Retour anticipé du salarié
Le salarié peut être autorisé à revenir dans l'entreprise avant le terme du congé. Pour ce faire, il doit prendre contact avec le service des RH et formuler une demande 6 mois avant la date de retour effective.
Utilisation du CET pour se constituer une épargne
Les différentes affectations possibles
Le salarié peut également utiliser les droits affectés sur le CET pour :
alimenter un plan d'épargne d'entreprise, un plan d'épargne interentreprises ou un plan d'épargne pour la retraite ;
contribuer au financement de prestations de retraite supplémentaires lorsqu'elles revêtent un caractère collectif et obligatoire déterminé dans le cadre d'une des procédures visées à l'article L. 911-1 du Code de la Sécurité Sociale ;
ou procéder au rachat de cotisations d'assurance vieillesse visées à l'article L. 351-14-1 du Code de la Sécurité Sociale (rachat d'années incomplètes ou de périodes d'étude).
Procédure d'utilisation du CET
La liquidation de l'épargne doit être sollicitée 3 mois à l'avance, par courrier au service RH.
L'employeur doit répondre dans les 30 jours qui suivent la réception de la demande.
Utilisation du compte pour bénéficier d'une rémunération immédiate
Conformément à l’article L3151-3 du Code du travail les salariés peuvent utiliser les droits affectés sur le CET pour compléter leur rémunération en contrepartie des droits inscrits sur le CET au cours des 12 derniers mois.
Pour ce faire, ils devront en faire la demande auprès du service RH et le paiement interviendra sur le salaire du mois en cours lorsque la demande sera faite avant le 15 du mois.
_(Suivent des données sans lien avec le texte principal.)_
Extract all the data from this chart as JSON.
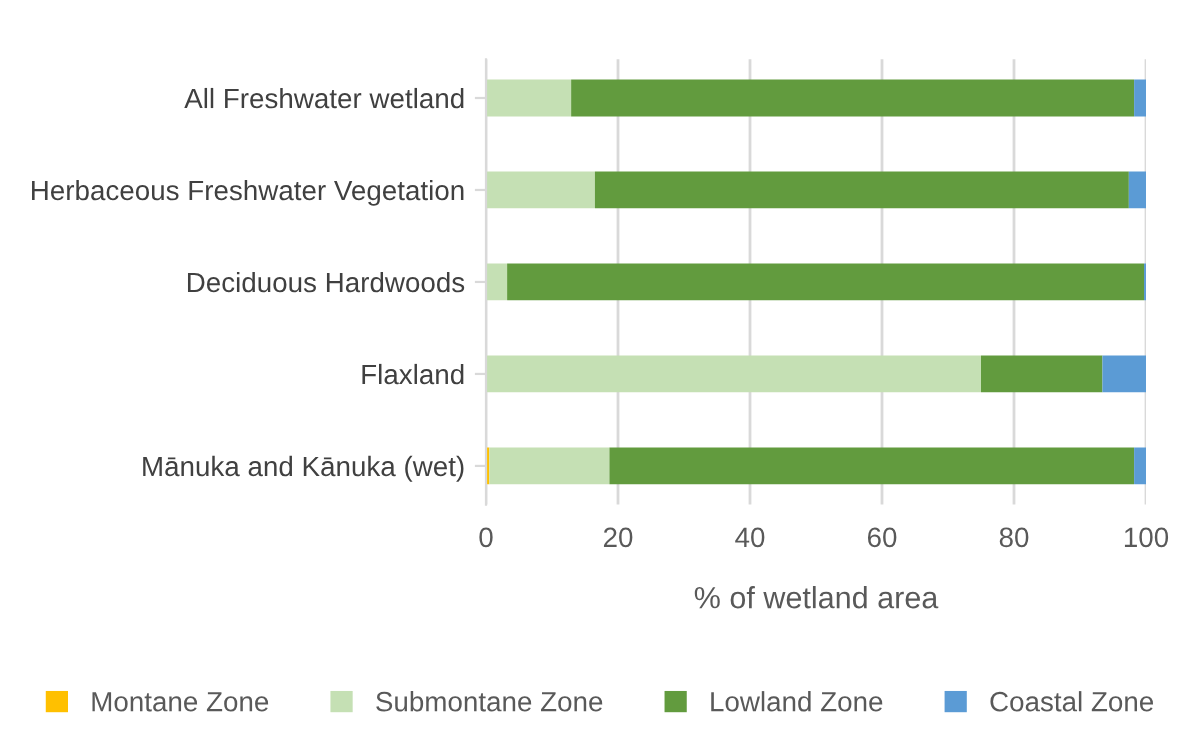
{
  "chart_data": {
    "type": "bar",
    "orientation": "horizontal",
    "stacked": true,
    "xlabel": "% of wetland area",
    "categories": [
      "All Freshwater wetland",
      "Herbaceous Freshwater Vegetation",
      "Deciduous Hardwoods",
      "Flaxland",
      "Mānuka and Kānuka (wet)"
    ],
    "series": [
      {
        "name": "Montane Zone",
        "color": "#ffc000",
        "values": [
          0,
          0,
          0,
          0,
          0.5
        ]
      },
      {
        "name": "Submontane Zone",
        "color": "#c5e0b4",
        "values": [
          12.9,
          16.5,
          3.2,
          75.0,
          18.2
        ]
      },
      {
        "name": "Lowland Zone",
        "color": "#629b3e",
        "values": [
          85.3,
          80.9,
          96.5,
          18.4,
          79.5
        ]
      },
      {
        "name": "Coastal Zone",
        "color": "#5b9bd5",
        "values": [
          1.8,
          2.6,
          0.3,
          6.6,
          1.8
        ]
      }
    ],
    "xlim": [
      0,
      100
    ],
    "xticks": [
      0,
      20,
      40,
      60,
      80,
      100
    ],
    "grid": "x",
    "legend": "bottom"
  }
}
Cette monétisation sera soumise aux prélèvements sociaux et fiscaux en vigueur.
Article 7 – Gestion et fin du CET
Information du salarié sur l'état du CET
Le salarié sera informé de l'état de son compte épargne-temps, tous les 6 mois à minima et plus fréquemment selon les conditions d’accès à ses données, proposés par l’organisme de gestion du CET.
Cessation du compte
Cessation du CET en cas de rupture du contrat de travail
En cas de rupture du contrat, le salarié perçoit (ou demande la consignation) d'une indemnité compensatrice d'un montant correspondant à la conversion monétaire de l'ensemble des droits qu'il a acquis dans le cadre du compte épargne-temps.
Cessation du CET suite à la renonciation individuelle du salarié
En cas de renonciation par le salarié à l'utilisation du compte, le salarié perçoit une indemnité compensatrice d'un montant correspondant aux droits acquis dans le cadre du compte épargne-temps calculée selon les modalités prévues à l’article 5 du présent chapitre.
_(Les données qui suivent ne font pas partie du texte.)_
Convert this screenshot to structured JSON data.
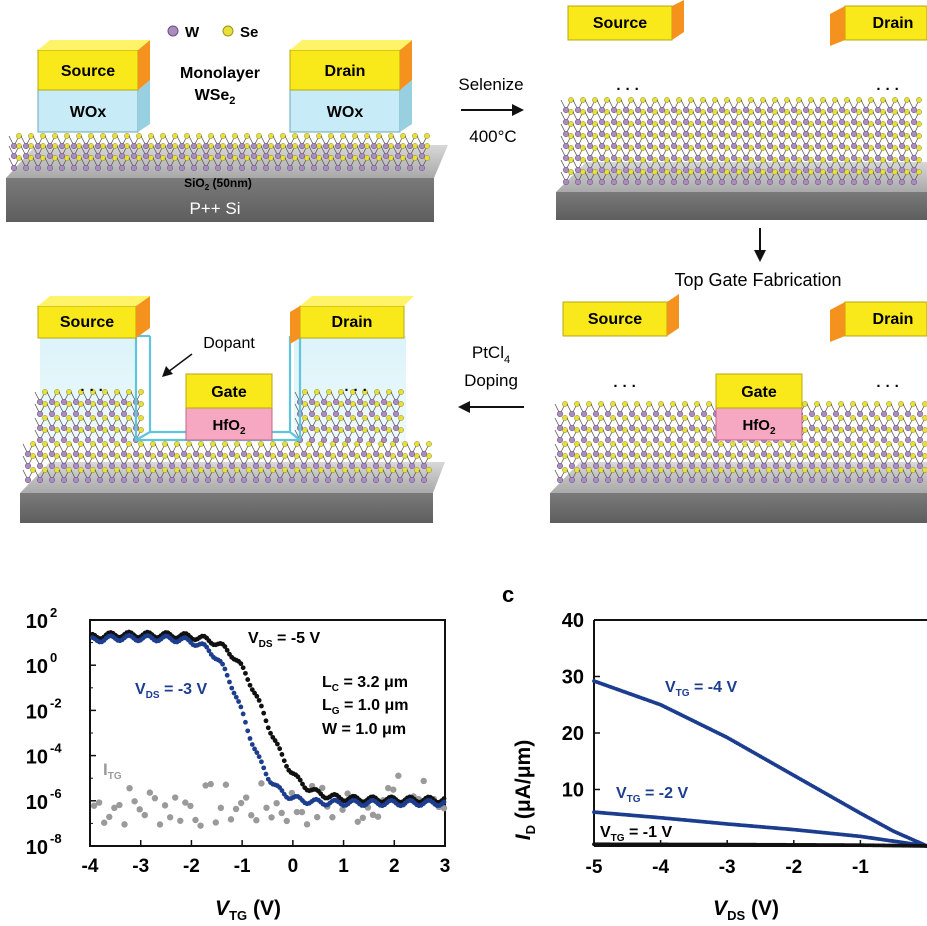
{
  "legend": {
    "w": "W",
    "se": "Se"
  },
  "panel1": {
    "source": "Source",
    "drain": "Drain",
    "wox": "WOx",
    "mono_line1": "Monolayer",
    "mono_line2": "WSe",
    "mono_sub": "2",
    "sio2": "SiO",
    "sio2_sub": "2",
    "sio2_rest": " (50nm)",
    "si": "P++ Si"
  },
  "step1": {
    "line1": "Selenize",
    "line2": "400°C"
  },
  "panel2": {
    "source": "Source",
    "drain": "Drain",
    "dots": "· · ·"
  },
  "step2": {
    "label": "Top Gate Fabrication"
  },
  "panel3": {
    "source": "Source",
    "drain": "Drain",
    "gate": "Gate",
    "hfo2": "HfO",
    "hfo2_sub": "2",
    "dots": "· · ·"
  },
  "step3": {
    "line1": "PtCl",
    "line1_sub": "4",
    "line2": "Doping"
  },
  "panel4": {
    "source": "Source",
    "drain": "Drain",
    "gate": "Gate",
    "hfo2": "HfO",
    "hfo2_sub": "2",
    "dopant": "Dopant",
    "dots": "· · ·"
  },
  "colors": {
    "source_top": "#f9e81a",
    "electrode_orange": "#f5921e",
    "wox_blue": "#c8ecf7",
    "gate_yellow": "#f9e81a",
    "hfo2_pink": "#f6a7c2",
    "substrate": "#8d8d8d",
    "w_atom": "#a98dbd",
    "se_atom": "#e8e03a",
    "navy": "#1d3d8f",
    "gray_dot": "#9a9a9a"
  },
  "chart_b": {
    "chart_data": {
      "type": "scatter",
      "xlabel": "V",
      "xlabel_sub": "TG",
      "xlabel_unit": " (V)",
      "xticks": [
        "-4",
        "-3",
        "-2",
        "-1",
        "0",
        "1",
        "2",
        "3"
      ],
      "xlim": [
        -4,
        3
      ],
      "yscale": "log",
      "ylim_exp": [
        -8,
        2
      ],
      "ytick_base": "10",
      "yticks_exp": [
        "2",
        "0",
        "-2",
        "-4",
        "-6",
        "-8"
      ],
      "annotations": {
        "vds5": "V",
        "vds5_sub": "DS",
        "vds5_val": " = -5 V",
        "vds3": "V",
        "vds3_sub": "DS",
        "vds3_val": " = -3 V",
        "lc": "L",
        "lc_sub": "C",
        "lc_val": " = 3.2 μm",
        "lg": "L",
        "lg_sub": "G",
        "lg_val": " = 1.0 μm",
        "w": "W = 1.0 μm",
        "itg": "I",
        "itg_sub": "TG"
      },
      "series": [
        {
          "name": "VDS = -5 V",
          "color": "#111111",
          "v_half": -0.55,
          "on_exp": 1.35,
          "off_exp": -5.95,
          "kt": 0.33
        },
        {
          "name": "VDS = -3 V",
          "color": "#1d3d8f",
          "v_half": -0.95,
          "on_exp": 1.2,
          "off_exp": -6.1,
          "kt": 0.28
        },
        {
          "name": "ITG",
          "color": "#9a9a9a"
        }
      ]
    }
  },
  "chart_c": {
    "panel_letter": "c",
    "chart_data": {
      "type": "line",
      "xlabel": "V",
      "xlabel_sub": "DS",
      "xlabel_unit": " (V)",
      "ylabel": "I",
      "ylabel_sub": "D",
      "ylabel_unit": " (μA/μm)",
      "xticks": [
        "-5",
        "-4",
        "-3",
        "-2",
        "-1"
      ],
      "yticks": [
        "40",
        "30",
        "20",
        "10"
      ],
      "xlim": [
        -5,
        0
      ],
      "ylim": [
        0,
        40
      ],
      "annotations": {
        "v4": "V",
        "v4_sub": "TG",
        "v4_val": " = -4 V",
        "v2": "V",
        "v2_sub": "TG",
        "v2_val": " = -2 V",
        "v1": "V",
        "v1_sub": "TG",
        "v1_val": " = -1 V"
      },
      "series": [
        {
          "name": "VTG = -4 V",
          "color": "#1d3d8f",
          "values": [
            [
              -5,
              29.2
            ],
            [
              -4,
              25.0
            ],
            [
              -3,
              19.2
            ],
            [
              -2,
              12.5
            ],
            [
              -1,
              5.8
            ],
            [
              -0.5,
              2.6
            ],
            [
              0,
              0
            ]
          ]
        },
        {
          "name": "VTG = -2 V",
          "color": "#1d3d8f",
          "values": [
            [
              -5,
              6.0
            ],
            [
              -4,
              5.0
            ],
            [
              -3,
              3.9
            ],
            [
              -2,
              2.9
            ],
            [
              -1,
              1.7
            ],
            [
              0,
              0
            ]
          ]
        },
        {
          "name": "VTG = -1 V",
          "color": "#111111",
          "values": [
            [
              -5,
              0.3
            ],
            [
              -3,
              0.25
            ],
            [
              -1,
              0.15
            ],
            [
              0,
              0
            ]
          ]
        }
      ]
    }
  }
}
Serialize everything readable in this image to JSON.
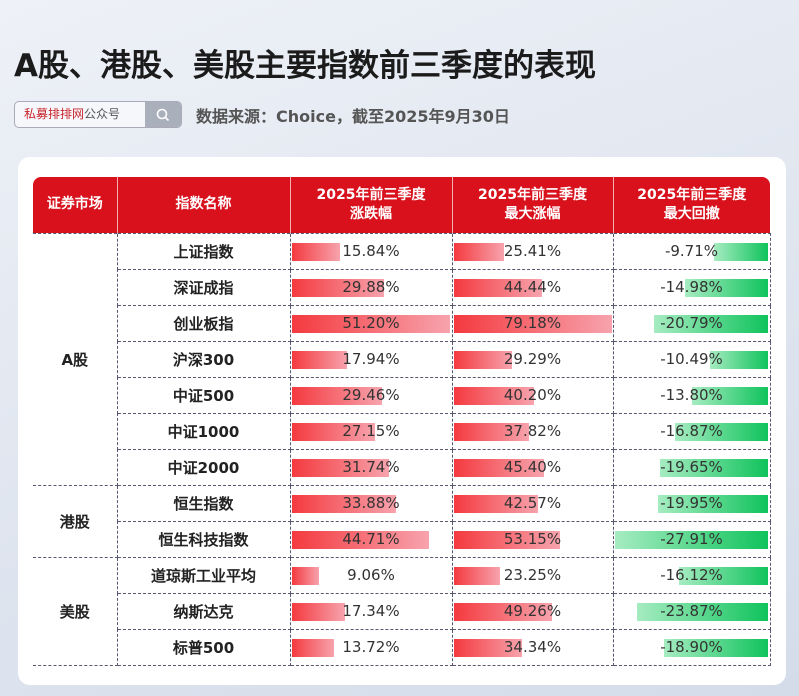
{
  "title": "A股、港股、美股主要指数前三季度的表现",
  "search": {
    "brand": "私募排排网",
    "suffix": "公众号",
    "icon": "search-icon"
  },
  "source": "数据来源：Choice，截至2025年9月30日",
  "colors": {
    "header": "#d8111c",
    "positive": "#f43a3f",
    "negative": "#10c35c"
  },
  "headers": [
    "证券市场",
    "指数名称",
    "2025年前三季度\n涨跌幅",
    "2025年前三季度\n最大涨幅",
    "2025年前三季度\n最大回撤"
  ],
  "groups": [
    {
      "market": "A股",
      "rows": [
        [
          "上证指数",
          "15.84%",
          "25.41%",
          "-9.71%"
        ],
        [
          "深证成指",
          "29.88%",
          "44.44%",
          "-14.98%"
        ],
        [
          "创业板指",
          "51.20%",
          "79.18%",
          "-20.79%"
        ],
        [
          "沪深300",
          "17.94%",
          "29.29%",
          "-10.49%"
        ],
        [
          "中证500",
          "29.46%",
          "40.20%",
          "-13.80%"
        ],
        [
          "中证1000",
          "27.15%",
          "37.82%",
          "-16.87%"
        ],
        [
          "中证2000",
          "31.74%",
          "45.40%",
          "-19.65%"
        ]
      ]
    },
    {
      "market": "港股",
      "rows": [
        [
          "恒生指数",
          "33.88%",
          "42.57%",
          "-19.95%"
        ],
        [
          "恒生科技指数",
          "44.71%",
          "53.15%",
          "-27.91%"
        ]
      ]
    },
    {
      "market": "美股",
      "rows": [
        [
          "道琼斯工业平均",
          "9.06%",
          "23.25%",
          "-16.12%"
        ],
        [
          "纳斯达克",
          "17.34%",
          "49.26%",
          "-23.87%"
        ],
        [
          "标普500",
          "13.72%",
          "34.34%",
          "-18.90%"
        ]
      ]
    }
  ]
}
CHAPITRE V – DISPOSITIONS RELATIVES A L’ACCORD
Durée de l’accord
Le présent accord est conclu pour une durée indéterminée.
Il pourra être dénoncé ou révisé, à tout moment, conformément aux dispositions légales.
Dépôt – Publicité
Le présent accord sera publié conformément au décret 2018-362 du 5 mai 2018, accompagné du procès-verbal de consultation.
Il sera également déposé au Conseil de Prud’hommes de POINTE-A-PITRE.
Son existence figurera aux emplacements réservés à la communication avec le personnel.